Cependant, son visage paraissait fatigué, un grand cerne encadrait ses deux grands yeux clairs et purs.

Un sentiment d’effroi et de honte avait saisi tous les assistants et Balthazar lui-même. Ils s’efforçaient de prendre une tenue correcte, tandis que les femmes nues se dissimulaient derrière les colonnes et les peaux de bêtes. Un calme respectueux avait brusquement succédé aux clameurs.

On n’entendit dans le silence qu’une seule voix : c’était la petite esclave persane, crispée sur le corps de Balthazar, qui riait à gorge déployée, regardant la reine, d’un rire de moquerie et de défi.

Son succès fut de brève durée. Balthazar, en effet, avait brusquement saisi un grand poignard au manche d’émeraude et, d’un geste sûr, l’avait planté tout entier dans la poitrine de sa favorite ! Elle tomba morte, les bras en croix, les jambes écartées, et pas une goutte de sang ne sortait de la plaie.

Cependant, Balthazar s’était retourné vers la reine, et, tremblant à nouveau, il attendait qu’une parole, qu’une sentence tombât de sa bouche.

Elle rejeta son voile.

« ô roi, dit-elle, vis éternellement ! Que tes pensées ne te troublent pas, que ton visage ne change pas de couleur !

« Une main a tracé sur la toile la mystérieuse inscription. Mais ne crois point ce que t’a dit le mage. Je sais que la tournure des événements n’est point bonne.

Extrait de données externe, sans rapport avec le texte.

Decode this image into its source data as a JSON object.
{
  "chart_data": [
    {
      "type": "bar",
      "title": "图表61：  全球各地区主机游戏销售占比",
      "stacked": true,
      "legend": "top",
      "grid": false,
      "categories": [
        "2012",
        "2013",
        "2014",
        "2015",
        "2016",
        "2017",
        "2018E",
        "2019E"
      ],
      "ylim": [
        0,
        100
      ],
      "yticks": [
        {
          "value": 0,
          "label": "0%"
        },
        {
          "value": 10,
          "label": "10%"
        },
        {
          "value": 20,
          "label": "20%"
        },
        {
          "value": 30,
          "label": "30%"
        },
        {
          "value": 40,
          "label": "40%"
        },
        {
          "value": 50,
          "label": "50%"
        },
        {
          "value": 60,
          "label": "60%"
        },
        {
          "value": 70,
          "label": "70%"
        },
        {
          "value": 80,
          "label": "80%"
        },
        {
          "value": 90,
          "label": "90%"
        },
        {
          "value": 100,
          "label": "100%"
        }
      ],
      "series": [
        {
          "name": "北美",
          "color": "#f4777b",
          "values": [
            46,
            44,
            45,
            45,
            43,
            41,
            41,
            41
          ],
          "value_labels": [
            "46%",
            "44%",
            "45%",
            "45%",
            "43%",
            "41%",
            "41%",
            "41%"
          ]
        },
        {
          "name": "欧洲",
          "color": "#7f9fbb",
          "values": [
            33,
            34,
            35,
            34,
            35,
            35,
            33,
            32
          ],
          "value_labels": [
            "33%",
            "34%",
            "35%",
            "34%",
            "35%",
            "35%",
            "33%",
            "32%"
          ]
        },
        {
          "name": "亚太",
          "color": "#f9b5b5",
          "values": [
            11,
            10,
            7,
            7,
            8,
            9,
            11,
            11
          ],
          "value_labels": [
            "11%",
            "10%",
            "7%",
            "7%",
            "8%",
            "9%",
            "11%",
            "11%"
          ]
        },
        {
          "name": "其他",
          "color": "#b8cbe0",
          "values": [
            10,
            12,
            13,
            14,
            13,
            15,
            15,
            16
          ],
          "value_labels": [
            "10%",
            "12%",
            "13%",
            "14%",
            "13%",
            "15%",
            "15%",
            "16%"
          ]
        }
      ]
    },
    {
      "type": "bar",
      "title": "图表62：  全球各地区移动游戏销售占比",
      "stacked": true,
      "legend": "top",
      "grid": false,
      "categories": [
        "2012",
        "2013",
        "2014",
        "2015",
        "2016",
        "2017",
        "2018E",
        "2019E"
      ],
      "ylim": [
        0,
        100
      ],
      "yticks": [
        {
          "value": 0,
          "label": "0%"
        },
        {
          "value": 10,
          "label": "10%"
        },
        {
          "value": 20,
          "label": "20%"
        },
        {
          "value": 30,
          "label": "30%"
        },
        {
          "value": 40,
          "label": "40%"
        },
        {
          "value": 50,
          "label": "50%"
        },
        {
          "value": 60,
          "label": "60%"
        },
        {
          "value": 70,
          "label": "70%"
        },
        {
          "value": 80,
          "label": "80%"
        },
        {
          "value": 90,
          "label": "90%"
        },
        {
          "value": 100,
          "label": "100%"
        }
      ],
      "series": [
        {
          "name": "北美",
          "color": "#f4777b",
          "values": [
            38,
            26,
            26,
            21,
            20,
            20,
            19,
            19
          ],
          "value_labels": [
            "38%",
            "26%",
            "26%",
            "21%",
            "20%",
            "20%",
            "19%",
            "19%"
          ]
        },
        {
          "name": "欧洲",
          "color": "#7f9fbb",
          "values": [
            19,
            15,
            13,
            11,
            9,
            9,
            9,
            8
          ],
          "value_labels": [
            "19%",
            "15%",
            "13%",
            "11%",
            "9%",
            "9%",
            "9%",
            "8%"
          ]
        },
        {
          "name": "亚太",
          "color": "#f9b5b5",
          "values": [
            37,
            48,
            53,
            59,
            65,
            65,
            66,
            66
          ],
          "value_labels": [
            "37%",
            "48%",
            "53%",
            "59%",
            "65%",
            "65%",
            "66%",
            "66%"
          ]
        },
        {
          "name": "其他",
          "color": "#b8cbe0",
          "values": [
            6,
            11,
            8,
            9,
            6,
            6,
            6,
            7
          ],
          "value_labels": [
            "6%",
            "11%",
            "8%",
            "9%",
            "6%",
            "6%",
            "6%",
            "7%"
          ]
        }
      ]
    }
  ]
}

« Écoute, il y a dans ton royaume un homme qui porte vraiment en lui l’esprit des deux saints. Il possède l’intelligence et la sagesse. Aussi le roi Nabuchodonosor l’avait-il établi chef de tous les astrologues et devins de la Chaldée.

« Il importe que le sens de l’inscription soit connu sans tarder. Fais venir Daniel l’Hébreu. Il saura trouver aisément le mot de l’énigme ! »

La reine s’était à nouveau couvert le front de son voile violet. Elle remonta les marches et les portes d’or se refermèrent derrière elle.

Des messagers furent immédiatement expédiés au quartier juif. Ils avaient ordre de ramener le prophète de gré ou de force.

Les conversations reprirent. Le roi était inquiet. Appuyé sur les coussins, le pied posé sur le corps de sa servante morte, il réfléchissait et, de temps à autre, un rire nerveux se dessinait au coin de ses lèvres.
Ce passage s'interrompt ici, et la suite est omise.